Angela Okune Annotations

How is research described?

Thursday, February 20, 2020 - 5:33pm

AO: After emailing this data to a non-Kenyan anthropologist I met in Nairobi, I received the following response:

“I went through the transcript and I really find it fascinating how respondents link research with development. It took me several hard-on collisions with scholars who work in political sciences, agricultural sciences and similar disciplines to realize how much this causality is assumed even by scholars themselves. Being raised in a postmodern science, such blatantly modernist assumptions were like a shock to me. That being said, I could not find much of it in my own interviews which were mainly done with men who mostly linked their participation with [redacted Org Name] with a concept of "work" or almost a contractual situation where they participate in order for [redacted Org Name] to develop the community as such (not so much about learning how to use computers, but giving away time and personal data so that [redacted Org Name] works on creating a better Kibera).” (email correspondence, February 20, 2020).
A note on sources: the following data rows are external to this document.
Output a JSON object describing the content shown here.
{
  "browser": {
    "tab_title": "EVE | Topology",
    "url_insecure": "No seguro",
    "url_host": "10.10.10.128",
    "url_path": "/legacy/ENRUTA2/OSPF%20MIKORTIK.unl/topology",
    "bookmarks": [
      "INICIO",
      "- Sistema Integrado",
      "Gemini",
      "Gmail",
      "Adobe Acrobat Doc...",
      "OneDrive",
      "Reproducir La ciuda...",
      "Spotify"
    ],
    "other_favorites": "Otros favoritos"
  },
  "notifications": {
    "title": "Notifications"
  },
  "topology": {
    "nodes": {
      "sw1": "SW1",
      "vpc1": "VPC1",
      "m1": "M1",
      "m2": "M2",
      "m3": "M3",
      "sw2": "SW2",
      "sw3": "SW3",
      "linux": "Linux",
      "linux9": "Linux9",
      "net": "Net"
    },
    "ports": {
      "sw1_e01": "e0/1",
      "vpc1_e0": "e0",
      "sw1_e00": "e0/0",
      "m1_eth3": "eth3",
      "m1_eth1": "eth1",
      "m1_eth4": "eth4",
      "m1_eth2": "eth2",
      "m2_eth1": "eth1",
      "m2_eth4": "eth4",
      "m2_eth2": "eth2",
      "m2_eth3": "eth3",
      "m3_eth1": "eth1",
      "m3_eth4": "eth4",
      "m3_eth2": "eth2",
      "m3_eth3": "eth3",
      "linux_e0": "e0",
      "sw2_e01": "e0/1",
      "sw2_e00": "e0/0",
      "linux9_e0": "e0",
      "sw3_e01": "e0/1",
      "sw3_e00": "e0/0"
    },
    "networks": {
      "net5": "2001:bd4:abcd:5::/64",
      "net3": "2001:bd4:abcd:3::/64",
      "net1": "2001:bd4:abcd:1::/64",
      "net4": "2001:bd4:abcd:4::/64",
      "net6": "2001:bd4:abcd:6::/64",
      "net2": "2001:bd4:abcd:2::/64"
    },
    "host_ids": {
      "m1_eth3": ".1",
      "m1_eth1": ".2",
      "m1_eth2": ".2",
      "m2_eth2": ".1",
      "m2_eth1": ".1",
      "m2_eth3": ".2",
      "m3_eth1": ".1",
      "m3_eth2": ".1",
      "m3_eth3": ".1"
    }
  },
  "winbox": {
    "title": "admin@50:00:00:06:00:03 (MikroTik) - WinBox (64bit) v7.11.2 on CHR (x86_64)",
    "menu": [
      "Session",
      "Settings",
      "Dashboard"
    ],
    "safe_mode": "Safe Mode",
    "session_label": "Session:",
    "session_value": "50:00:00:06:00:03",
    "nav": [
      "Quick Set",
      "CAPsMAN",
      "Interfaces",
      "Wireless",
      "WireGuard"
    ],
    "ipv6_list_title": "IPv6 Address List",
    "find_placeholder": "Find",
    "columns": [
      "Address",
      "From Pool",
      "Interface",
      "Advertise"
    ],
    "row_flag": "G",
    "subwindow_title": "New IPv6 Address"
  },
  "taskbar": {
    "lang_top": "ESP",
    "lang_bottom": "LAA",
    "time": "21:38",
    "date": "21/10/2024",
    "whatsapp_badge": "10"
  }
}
I was keen to include his response as a public annotation because his statement helps make the case for why sharing research data can increase the robustness of our understanding of complexity in a given site. Sharing data in this case offered a different perspective, particularly important when doing research on what might be heavily ossified terrain. Since his own interviews were mainly done with men "who mostly linked their participation with ... a concept of "work", looking at the data from my all-women group discussion gave him a different starting point to think with, which as a foreign man he may not have had access to otherwise (and which seems to have led him to begin thinking the issue in a different way).

When I shared this annotation back to him, he responded that it is probably very common for people being researched to assume that it is part of a developing or modernization process so perhaps it is a bit of a stretch to say that the additional interview data helped reveal that.

What they [the transcript/conversation] did, however, was to remind me of the importance how such demands are made and how they are framed politically, i.e. are they framed as unfulfilled collective rights or as offers delivered to individuals. I find it fascinating to start thinking through how research as delivering a neoliberal service to consumers clashes with research as advancing and experimenting with collective entities. (email correspondence, February 21, 2020).

This dialogue highlights additional value of open ethnographic archives. Beyond just the data, it is the opening enabled by the sharing of annotations and data back and forth. In this case, by sharing an annotation to ask: "is this what you meant?" the earlier statement could be further nuanced and qualified. Again here, through such on-going processes, ethnography is made more robust, increasing not only its ethical validity (increasing researcher accountability and representations of those we engage with), but also strengthening its research validity.